For sixteen years Dr. Dumont D. Howell was numbered among the capable, prominent and successful physicians of Nowata, where he passed away on the 6th of December, 1919. He was born in Murphy, North Carolina, January 14,1874, and was a son of D. M. and Margaret (Sudderth) Howell. The Howell family was long connected with the history of North Carolina and of Georgia and the Sudderths were also of an old family of the former state.
In the acquirement of his education Dumont D. Howell supplemented his public school course by study at the Young Harris College of Georgia and afterward entered the University of Nashville as a medical student, completing his course in 1903, at which time the M. D. degree was conferred upon him. Later he pursued further study in the Chicago Postgraduate Medical School and throughout his professional career he kept in touch with the trend of medical research and investigation through his wide reading and study.

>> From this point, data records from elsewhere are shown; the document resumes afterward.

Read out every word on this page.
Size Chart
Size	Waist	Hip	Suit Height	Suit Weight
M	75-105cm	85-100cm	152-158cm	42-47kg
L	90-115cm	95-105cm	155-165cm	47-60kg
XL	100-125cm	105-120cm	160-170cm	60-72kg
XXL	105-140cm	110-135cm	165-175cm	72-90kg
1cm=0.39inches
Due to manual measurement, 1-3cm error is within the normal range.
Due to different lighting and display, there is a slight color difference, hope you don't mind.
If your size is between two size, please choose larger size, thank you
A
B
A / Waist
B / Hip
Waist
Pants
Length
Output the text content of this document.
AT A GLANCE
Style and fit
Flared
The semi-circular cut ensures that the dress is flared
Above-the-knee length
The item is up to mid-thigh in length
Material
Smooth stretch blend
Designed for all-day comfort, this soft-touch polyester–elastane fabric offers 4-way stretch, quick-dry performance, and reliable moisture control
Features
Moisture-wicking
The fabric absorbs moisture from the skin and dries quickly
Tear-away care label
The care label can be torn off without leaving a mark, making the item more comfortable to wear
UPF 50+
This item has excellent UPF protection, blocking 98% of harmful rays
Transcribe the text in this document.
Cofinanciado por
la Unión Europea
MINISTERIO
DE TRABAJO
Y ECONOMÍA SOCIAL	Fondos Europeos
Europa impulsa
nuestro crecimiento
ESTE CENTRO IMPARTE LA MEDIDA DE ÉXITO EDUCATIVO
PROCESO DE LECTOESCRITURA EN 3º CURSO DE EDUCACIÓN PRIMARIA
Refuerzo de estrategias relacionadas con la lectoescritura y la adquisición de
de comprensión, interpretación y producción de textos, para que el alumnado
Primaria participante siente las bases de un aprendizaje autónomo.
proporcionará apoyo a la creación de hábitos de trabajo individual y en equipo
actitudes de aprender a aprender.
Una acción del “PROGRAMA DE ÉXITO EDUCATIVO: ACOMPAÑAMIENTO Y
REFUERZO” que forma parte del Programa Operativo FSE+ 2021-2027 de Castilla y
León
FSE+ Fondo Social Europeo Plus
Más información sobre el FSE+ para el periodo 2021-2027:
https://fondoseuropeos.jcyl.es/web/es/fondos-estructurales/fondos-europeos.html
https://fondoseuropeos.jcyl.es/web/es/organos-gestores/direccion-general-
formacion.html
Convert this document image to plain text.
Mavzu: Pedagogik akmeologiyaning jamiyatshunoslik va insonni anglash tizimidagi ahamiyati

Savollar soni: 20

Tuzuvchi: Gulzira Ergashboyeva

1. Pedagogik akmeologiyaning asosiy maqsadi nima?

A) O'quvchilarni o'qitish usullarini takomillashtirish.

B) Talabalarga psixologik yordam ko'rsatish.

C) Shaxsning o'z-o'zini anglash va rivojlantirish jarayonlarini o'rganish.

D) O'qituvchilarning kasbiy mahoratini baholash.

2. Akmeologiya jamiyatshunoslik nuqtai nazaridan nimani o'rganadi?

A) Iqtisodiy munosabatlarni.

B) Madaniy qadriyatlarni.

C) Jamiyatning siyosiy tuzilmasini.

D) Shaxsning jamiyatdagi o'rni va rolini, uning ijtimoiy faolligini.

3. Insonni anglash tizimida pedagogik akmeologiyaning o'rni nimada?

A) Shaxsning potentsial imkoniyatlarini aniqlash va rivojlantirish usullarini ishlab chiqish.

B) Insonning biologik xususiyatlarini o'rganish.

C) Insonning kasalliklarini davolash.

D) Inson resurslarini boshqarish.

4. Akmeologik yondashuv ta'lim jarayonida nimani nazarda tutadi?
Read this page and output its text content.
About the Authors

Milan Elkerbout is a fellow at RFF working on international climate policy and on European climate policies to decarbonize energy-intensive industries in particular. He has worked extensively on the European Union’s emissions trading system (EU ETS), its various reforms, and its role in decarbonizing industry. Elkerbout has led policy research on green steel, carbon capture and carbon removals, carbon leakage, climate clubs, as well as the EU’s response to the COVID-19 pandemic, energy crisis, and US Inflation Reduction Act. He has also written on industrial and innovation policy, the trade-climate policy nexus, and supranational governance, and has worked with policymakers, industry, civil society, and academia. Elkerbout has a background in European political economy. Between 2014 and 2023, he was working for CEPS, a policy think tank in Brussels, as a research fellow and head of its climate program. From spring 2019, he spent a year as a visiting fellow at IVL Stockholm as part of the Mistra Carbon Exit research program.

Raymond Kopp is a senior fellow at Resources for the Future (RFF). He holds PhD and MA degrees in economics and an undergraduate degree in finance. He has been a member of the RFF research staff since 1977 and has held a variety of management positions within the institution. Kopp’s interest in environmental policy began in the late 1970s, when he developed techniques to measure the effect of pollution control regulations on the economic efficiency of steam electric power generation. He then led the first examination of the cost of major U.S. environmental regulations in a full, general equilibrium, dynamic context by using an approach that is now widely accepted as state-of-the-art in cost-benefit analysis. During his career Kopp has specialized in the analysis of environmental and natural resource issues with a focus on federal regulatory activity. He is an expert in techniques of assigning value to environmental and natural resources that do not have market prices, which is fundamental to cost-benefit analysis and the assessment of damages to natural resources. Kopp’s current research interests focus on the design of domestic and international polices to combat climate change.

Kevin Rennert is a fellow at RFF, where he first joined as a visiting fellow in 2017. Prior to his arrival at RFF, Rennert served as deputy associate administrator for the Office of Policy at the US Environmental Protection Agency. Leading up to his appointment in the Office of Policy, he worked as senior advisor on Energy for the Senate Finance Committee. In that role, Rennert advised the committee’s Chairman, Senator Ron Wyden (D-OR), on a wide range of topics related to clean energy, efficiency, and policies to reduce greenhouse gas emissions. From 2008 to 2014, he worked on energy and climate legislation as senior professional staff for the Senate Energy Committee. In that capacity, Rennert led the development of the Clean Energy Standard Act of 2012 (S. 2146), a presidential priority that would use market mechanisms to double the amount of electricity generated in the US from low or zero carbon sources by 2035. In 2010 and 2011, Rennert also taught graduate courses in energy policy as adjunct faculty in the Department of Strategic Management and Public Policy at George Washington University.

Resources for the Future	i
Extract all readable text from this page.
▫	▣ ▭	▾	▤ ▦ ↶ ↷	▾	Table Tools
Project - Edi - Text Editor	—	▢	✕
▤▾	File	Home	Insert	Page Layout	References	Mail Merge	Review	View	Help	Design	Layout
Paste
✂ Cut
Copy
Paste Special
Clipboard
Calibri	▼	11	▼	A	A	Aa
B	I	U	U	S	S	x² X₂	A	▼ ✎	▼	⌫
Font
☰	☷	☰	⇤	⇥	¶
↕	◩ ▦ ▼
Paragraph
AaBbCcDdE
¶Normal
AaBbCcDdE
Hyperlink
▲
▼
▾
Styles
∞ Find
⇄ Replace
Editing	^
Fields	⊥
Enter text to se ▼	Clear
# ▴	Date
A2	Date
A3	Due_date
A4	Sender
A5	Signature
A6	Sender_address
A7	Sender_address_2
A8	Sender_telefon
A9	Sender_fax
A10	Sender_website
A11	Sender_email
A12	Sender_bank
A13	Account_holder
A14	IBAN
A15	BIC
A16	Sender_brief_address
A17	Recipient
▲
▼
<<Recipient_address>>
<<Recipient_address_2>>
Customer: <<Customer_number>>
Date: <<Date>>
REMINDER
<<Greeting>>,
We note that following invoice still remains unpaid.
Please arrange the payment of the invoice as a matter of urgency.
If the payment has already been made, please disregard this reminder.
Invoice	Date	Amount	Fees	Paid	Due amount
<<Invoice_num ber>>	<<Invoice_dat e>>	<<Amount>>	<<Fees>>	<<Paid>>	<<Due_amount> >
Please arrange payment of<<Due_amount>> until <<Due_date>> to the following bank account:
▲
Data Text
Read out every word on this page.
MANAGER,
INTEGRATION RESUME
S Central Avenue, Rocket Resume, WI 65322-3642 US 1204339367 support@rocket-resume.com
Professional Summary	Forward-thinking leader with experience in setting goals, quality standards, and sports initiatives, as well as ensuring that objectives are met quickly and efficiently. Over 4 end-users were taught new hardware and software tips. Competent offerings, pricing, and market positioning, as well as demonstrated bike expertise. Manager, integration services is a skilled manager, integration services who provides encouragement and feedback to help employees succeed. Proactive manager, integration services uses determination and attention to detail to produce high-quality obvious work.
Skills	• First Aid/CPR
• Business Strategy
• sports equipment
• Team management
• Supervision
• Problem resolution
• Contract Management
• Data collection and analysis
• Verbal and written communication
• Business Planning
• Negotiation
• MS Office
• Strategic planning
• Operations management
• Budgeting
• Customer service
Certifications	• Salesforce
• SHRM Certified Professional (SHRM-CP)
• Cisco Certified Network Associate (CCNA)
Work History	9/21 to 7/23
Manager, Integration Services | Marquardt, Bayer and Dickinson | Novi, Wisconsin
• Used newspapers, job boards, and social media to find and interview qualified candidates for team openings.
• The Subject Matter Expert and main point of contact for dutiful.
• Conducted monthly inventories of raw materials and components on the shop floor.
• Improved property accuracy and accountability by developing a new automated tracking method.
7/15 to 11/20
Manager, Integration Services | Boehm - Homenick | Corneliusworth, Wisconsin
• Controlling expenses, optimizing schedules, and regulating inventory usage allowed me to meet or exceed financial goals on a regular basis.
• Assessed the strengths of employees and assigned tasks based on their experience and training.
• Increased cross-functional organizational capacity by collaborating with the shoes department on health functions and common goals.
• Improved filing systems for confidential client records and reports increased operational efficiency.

Having completed his course he at once located in Nowata and it was not long before he had built up an extensive practice of an important character. He served for some time as a member of the board of health of the, city and his ability brought him prominently to the front in professional relations. In his later years he also became identified with the development of oil lands in the vicinity of Nowata.
In 1905 Dr. Howell was united m marriage to Miss Lucile G. Harris of Nowata, and they became parents of five children : Sue Catherine, Alfred Dumont, Lucile Genevieve, Margaret Imogene and Charles Harris. The last mentioned bears the name of his uncle, Charles Harris, who is a veteran of the World war, serving with the Ambulance Corps. He now resides in Coffeyviile, Kansas.
Dr. Howell was a Republican in his political views and fraternally he was connected with the Masons and with the Elks. He was also identified with several professional societies, belonging to the Nowata County Medical Society, the Oklahoma State Medical Society and the American Medical Association.
Death terminated a career of great usefulness when Dr. Howell passed away, December 6, 1919. He was a comparatively young man, scarcely in the prime of life, and he had made his service of great benefit to his fellowmen, while the sterling traits of his character had endeared him to all with whom he came into contact. Mrs. Howell and her family of children now reside with her uncle, Alfred M. Gott, one of the honored pioneers of Oklahoma, by whom she was reared and whose stories of the early days are of continued interest to her children, as his experiences were many, connecting him with every phase of civil and Indian warfare and of pioneer life, on the western plains.